Cover image of the review
The Killing, 6-Pack, 2022. Mixed textiles and synthetic fibres.Image courtesy of RMIT Gallery. Photo: Tobias Titz

Agent Bodies


30 Jul 2022
RMIT Gallery 6 Apr - 14 Aug 2022

Curated by Mikala Dwyer and Drew Pettifer, Agent Bodies at RMIT Gallery seeks “to enable a better understanding of what a body is”. We “live inside our bodies every day”, the catalogue says, but “how often do we stop to consider how entwined they are with our identity and our world?” Considering the breadth of the practices represented, the answer it seems is very often. However, something far more subtle and pertinent emerges in the meeting of works in Agent Bodies—a revelation of the ambivalence of discourse regarding illness and otherness and its symbolic life.

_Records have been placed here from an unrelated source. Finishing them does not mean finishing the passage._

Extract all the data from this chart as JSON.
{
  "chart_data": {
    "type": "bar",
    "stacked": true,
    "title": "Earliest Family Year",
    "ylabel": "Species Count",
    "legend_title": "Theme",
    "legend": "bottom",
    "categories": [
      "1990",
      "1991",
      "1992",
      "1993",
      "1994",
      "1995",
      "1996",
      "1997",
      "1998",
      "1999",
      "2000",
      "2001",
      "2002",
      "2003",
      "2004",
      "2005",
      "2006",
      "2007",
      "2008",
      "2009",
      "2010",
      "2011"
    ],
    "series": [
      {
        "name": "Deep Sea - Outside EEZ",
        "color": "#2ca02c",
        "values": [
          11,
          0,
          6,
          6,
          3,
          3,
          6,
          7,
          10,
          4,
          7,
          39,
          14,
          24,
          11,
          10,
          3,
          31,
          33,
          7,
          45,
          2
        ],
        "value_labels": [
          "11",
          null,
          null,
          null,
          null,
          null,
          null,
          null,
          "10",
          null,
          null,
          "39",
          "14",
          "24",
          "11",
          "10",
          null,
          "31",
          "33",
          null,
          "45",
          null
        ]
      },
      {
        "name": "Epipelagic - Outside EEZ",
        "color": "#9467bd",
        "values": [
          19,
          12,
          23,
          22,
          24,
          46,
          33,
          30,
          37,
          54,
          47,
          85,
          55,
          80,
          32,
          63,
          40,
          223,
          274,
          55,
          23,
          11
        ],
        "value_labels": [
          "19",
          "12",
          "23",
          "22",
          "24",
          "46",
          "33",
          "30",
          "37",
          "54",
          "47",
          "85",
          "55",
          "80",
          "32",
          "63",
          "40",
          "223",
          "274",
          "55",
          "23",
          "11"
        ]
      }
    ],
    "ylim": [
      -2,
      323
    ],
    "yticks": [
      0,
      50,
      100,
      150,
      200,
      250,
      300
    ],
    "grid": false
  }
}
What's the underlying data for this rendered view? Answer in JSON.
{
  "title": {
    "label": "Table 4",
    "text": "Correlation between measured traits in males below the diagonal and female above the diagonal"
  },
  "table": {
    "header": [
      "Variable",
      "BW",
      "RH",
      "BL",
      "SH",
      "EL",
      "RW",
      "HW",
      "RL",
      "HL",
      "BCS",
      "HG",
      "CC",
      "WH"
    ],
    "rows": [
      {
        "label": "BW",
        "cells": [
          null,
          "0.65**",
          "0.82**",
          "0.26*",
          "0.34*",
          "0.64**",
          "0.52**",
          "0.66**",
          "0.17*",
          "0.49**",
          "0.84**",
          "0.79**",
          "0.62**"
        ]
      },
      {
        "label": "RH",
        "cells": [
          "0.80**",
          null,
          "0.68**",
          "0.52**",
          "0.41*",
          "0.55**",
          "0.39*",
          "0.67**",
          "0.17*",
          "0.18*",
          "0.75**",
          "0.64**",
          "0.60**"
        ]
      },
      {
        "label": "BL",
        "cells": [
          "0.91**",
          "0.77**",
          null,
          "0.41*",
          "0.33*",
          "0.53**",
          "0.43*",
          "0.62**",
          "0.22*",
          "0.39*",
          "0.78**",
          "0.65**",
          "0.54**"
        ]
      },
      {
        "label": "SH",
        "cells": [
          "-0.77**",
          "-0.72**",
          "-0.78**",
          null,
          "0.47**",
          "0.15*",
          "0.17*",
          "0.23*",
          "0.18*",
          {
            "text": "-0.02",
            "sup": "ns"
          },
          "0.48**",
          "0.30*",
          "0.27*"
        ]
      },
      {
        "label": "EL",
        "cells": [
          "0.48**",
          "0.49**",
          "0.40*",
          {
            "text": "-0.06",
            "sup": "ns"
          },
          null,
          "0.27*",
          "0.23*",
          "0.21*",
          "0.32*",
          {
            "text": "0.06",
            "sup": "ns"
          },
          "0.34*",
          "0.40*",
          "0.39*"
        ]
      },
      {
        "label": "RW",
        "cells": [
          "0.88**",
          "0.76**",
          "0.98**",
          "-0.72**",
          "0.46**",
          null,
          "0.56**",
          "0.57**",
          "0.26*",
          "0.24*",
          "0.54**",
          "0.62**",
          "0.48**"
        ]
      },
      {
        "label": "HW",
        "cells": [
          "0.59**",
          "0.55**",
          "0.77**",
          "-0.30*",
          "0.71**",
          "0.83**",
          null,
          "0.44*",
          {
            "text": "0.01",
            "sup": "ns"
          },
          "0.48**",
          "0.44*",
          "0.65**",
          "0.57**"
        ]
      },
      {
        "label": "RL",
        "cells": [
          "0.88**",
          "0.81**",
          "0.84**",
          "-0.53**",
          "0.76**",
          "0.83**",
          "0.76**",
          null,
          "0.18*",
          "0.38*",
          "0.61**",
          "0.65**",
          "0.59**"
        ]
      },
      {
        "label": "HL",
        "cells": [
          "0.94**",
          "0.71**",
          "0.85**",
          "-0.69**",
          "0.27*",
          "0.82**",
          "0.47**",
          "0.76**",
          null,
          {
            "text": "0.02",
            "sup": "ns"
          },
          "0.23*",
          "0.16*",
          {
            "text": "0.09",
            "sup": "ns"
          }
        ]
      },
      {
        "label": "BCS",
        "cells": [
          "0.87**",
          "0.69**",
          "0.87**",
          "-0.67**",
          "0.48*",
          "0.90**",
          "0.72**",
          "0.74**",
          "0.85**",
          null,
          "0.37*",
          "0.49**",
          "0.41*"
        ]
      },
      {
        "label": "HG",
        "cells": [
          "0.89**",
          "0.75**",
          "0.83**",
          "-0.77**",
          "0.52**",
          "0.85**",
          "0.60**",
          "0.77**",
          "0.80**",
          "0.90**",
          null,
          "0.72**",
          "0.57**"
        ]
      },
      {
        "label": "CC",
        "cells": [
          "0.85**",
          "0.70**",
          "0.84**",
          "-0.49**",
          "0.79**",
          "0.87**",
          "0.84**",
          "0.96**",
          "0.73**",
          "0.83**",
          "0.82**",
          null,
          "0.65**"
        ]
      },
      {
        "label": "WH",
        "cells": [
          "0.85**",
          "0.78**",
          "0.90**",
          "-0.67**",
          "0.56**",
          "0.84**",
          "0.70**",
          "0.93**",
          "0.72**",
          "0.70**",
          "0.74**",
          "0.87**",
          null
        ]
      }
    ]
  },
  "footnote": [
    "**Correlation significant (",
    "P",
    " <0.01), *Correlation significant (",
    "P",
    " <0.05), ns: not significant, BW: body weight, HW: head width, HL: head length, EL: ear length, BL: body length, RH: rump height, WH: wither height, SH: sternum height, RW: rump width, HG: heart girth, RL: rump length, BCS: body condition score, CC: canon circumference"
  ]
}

Lucian Freud, Portrait of Leigh Bowery, c. 1992. Etching. Image courtesy of the artist. Photo: Tobias Titz

Scattered around the exhibition spaces are large plush toys by artist collective The Killing. With their malformed limbs, elongated appendages and exaggerated expressions, the plushies are cutsey but chaotic. They resemble 3D realisations of the menacing humanoid figures of Jean Dubuffet or cartoon characters from Adventure Time (2010). On my visit, a giant plushie resembling a humanoid bull, donning a torn checked apron, is lying supine on the gallery floor. The plushie resembles a child, with its stubby limbs, large head and cartoon eyes. A lone wooden chair sits by its side. To my mind, these cues conjure ominous associations with the childhood bedroom and abuse. The chair is, however, part of a separate artwork by Sam Petersen. As an artist who uses a wheelchair, Petersen is interested in the everyday spaces we occupy and the way we share them. In Just Sit (2022) Petersen invites gallery visitors to sit on a chair fitted with a plasticine seat. Sitters leave their individual butt print, contributing to a changing form as a collaborative act of sitting and shaping.